Prima di ogni altra considerazione, vorrei presentare il pastore in azione, «colto sulla breccia» del suo ministero.

Mi riferisco alle celebri Omelie su Matteo, e al modo in cui il Crisostomo affrontava pa­storalmente problemi scottanti, come quello della ricchezza e della povertà nella comunità cristia­na di Antiochia.

Le omelie del Crisostomo (circa 350-407) Sul vangelo di Matteo costituiscono per noi il più antico commento completo al primo vangelo. Rappresentano altresì una significativa testimo­nianza di quell'attività omiletica che avrebbe assicurato al Crisostomo il massimo riconoscimento tra gli oratori ecclesiastici. Risalgono agli anni tra il 386 e il 397 - vale a dire tra l'ordinazione sa­cerdotale in Antiochia e l'elezione alla cattedra patriarcale di Costantinopoli -, periodo in cui il Crisostomo fu chiamato a svolgere diversi incarichi di predicazione nelle più importanti chiese antiochene. Questi incarichi riuscivano particolarmente congeniali a Giovanni che, dopo un'espe­rienza monastica ed eremitica, aveva abbracciato il sacerdozio per un'irresistibile vocazione pastorale,[15] e che specialmente attraverso la predicazione delle Scritture puntava a realizzare tale vocazione: coerentemente la sua predicazione e la sua esegesi - fedeli ai fondamentali indirizzi della «scuola antiochena» - paiono singolarmente sensibili alle condizioni concrete, ai problemi e alle necessità anche materiali dei destinatari.
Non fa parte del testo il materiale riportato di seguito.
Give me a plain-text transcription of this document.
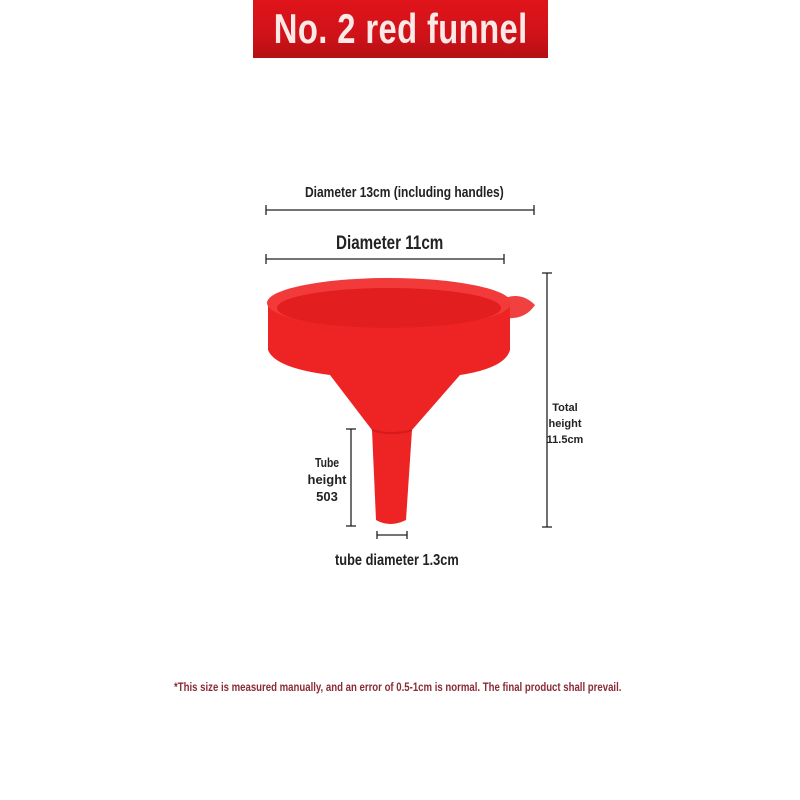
No. 2 red funnel
Diameter 13cm (including handles)
Diameter 11cm
Tube
height
503
Total
height
11.5cm
tube diameter 1.3cm
*This size is measured manually, and an error of 0.5-1cm is normal. The final product shall prevail.
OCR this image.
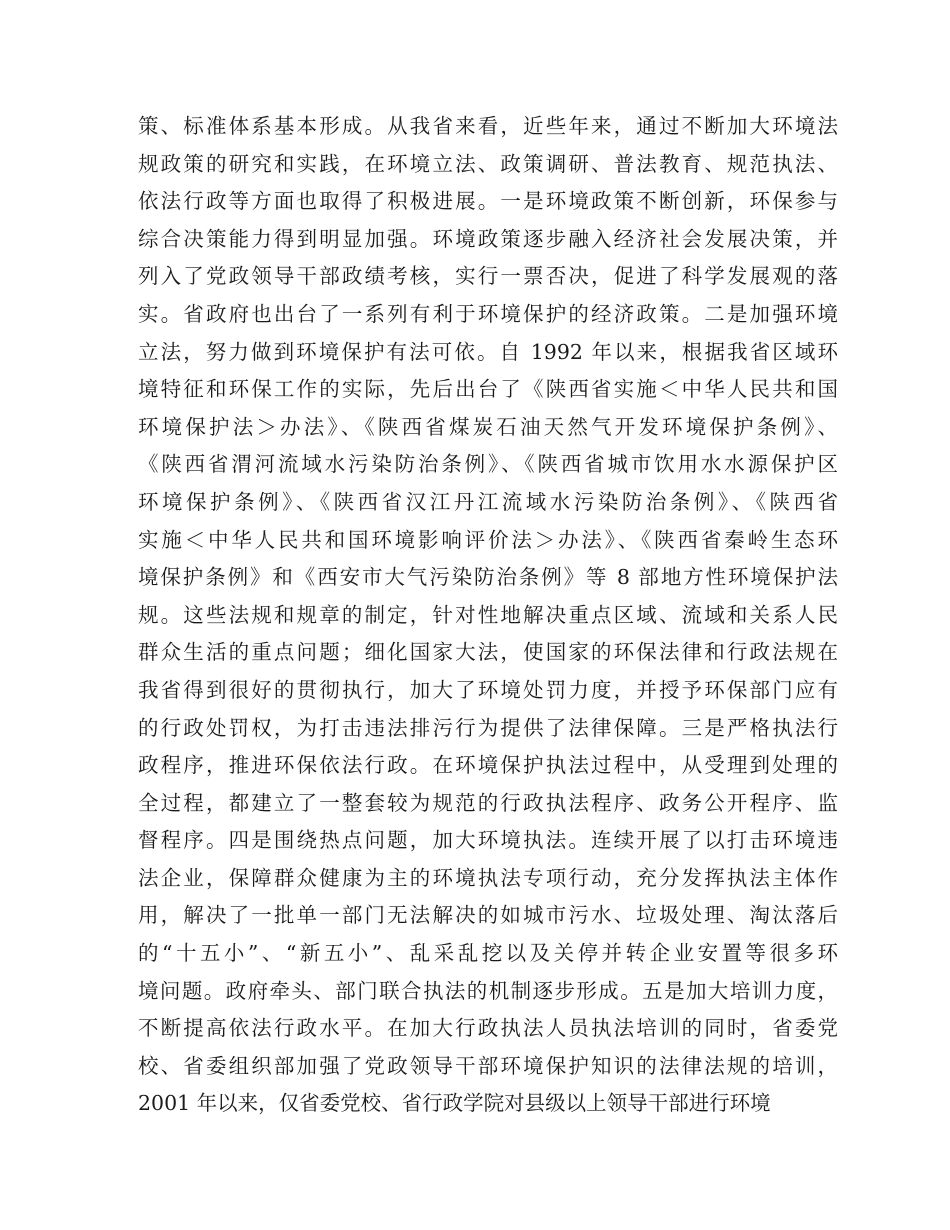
策、标准体系基本形成。从我省来看，近些年来，通过不断加大环境法
规政策的研究和实践，在环境立法、政策调研、普法教育、规范执法、
依法行政等方面也取得了积极进展。一是环境政策不断创新，环保参与
综合决策能力得到明显加强。环境政策逐步融入经济社会发展决策，并
列入了党政领导干部政绩考核，实行一票否决，促进了科学发展观的落
实。省政府也出台了一系列有利于环境保护的经济政策。二是加强环境
立法，努力做到环境保护有法可依。自 1992 年以来，根据我省区域环
境特征和环保工作的实际，先后出台了《陕西省实施＜中华人民共和国
环境保护法＞办法》、《陕西省煤炭石油天然气开发环境保护条例》、
《陕西省渭河流域水污染防治条例》、《陕西省城市饮用水水源保护区
环境保护条例》、《陕西省汉江丹江流域水污染防治条例》、《陕西省
实施＜中华人民共和国环境影响评价法＞办法》、《陕西省秦岭生态环
境保护条例》和《西安市大气污染防治条例》等 8 部地方性环境保护法
规。这些法规和规章的制定，针对性地解决重点区域、流域和关系人民
群众生活的重点问题；细化国家大法，使国家的环保法律和行政法规在
我省得到很好的贯彻执行，加大了环境处罚力度，并授予环保部门应有
的行政处罚权，为打击违法排污行为提供了法律保障。三是严格执法行
政程序，推进环保依法行政。在环境保护执法过程中，从受理到处理的
全过程，都建立了一整套较为规范的行政执法程序、政务公开程序、监
督程序。四是围绕热点问题，加大环境执法。连续开展了以打击环境违
法企业，保障群众健康为主的环境执法专项行动，充分发挥执法主体作
用，解决了一批单一部门无法解决的如城市污水、垃圾处理、淘汰落后
的“十五小”、“新五小”、乱采乱挖以及关停并转企业安置等很多环
境问题。政府牵头、部门联合执法的机制逐步形成。五是加大培训力度，
不断提高依法行政水平。在加大行政执法人员执法培训的同时，省委党
校、省委组织部加强了党政领导干部环境保护知识的法律法规的培训，
2001 年以来，仅省委党校、省行政学院对县级以上领导干部进行环境
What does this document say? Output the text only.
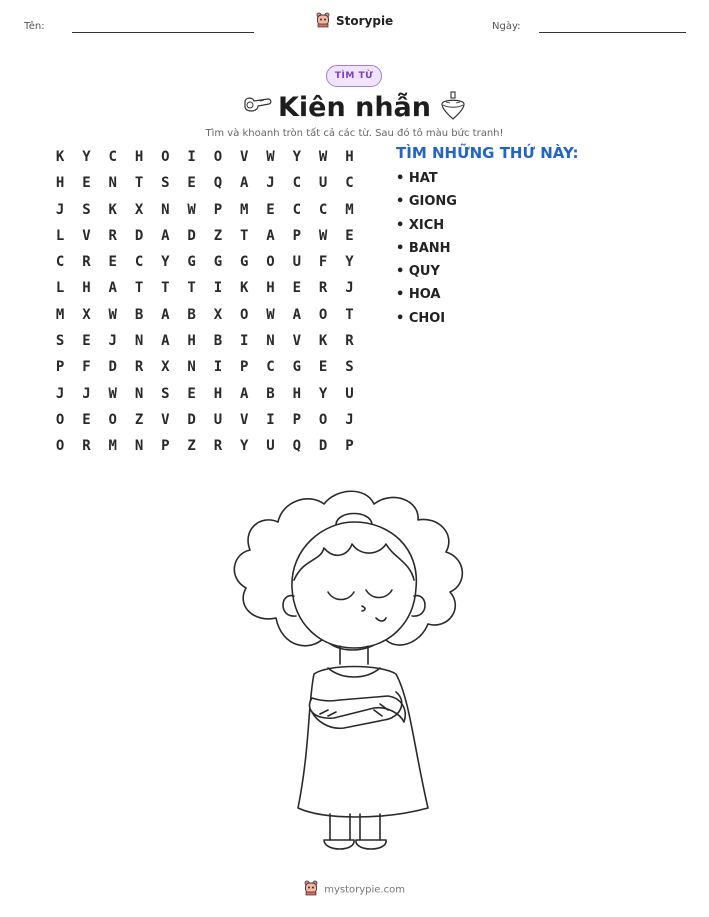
Tên:	Storypie	Ngày:
TÌM TỪ
Kiên nhẫn
Tìm và khoanh tròn tất cả các từ. Sau đó tô màu bức tranh!
K Y C H O I O V W Y W H
H E N T S E Q A J C U C
J S K X N W P M E C C M
L V R D A D Z T A P W E
C R E C Y G G G O U F Y
L H A T T T I K H E R J
M X W B A B X O W A O T
S E J N A H B I N V K R
P F D R X N I P C G E S
J J W N S E H A B H Y U
O E O Z V D U V I P O J
O R M N P Z R Y U Q D P
TÌM NHỮNG THỨ NÀY:
• HAT
• GIONG
• XICH
• BANH
• QUY
• HOA
• CHOI
mystorypie.com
In particolare - nell'Antiochia della seconda metà del quarto secolo, dove enormi erano le sperequazioni sociali ed economiche, a causa delle guerre, del latifondismo, del capitalismo, dell'iniquo regime fiscale... - il Crisostomo è continuamente stimolato a trattare i molteplici pro­blemi sollevati dalla compresenza di ricchi e poveri all'interno della comunità:[16] si pensi che nelle sole omelie Sul vangelo di Matteo il tema ricorre non meno di cento volte!

 

Ebbene, vogliamo ascoltare «il pastore sulla breccia» leggendo qualche passo della sua cinquantesima omelia Sul vangelo di Matteo.[17]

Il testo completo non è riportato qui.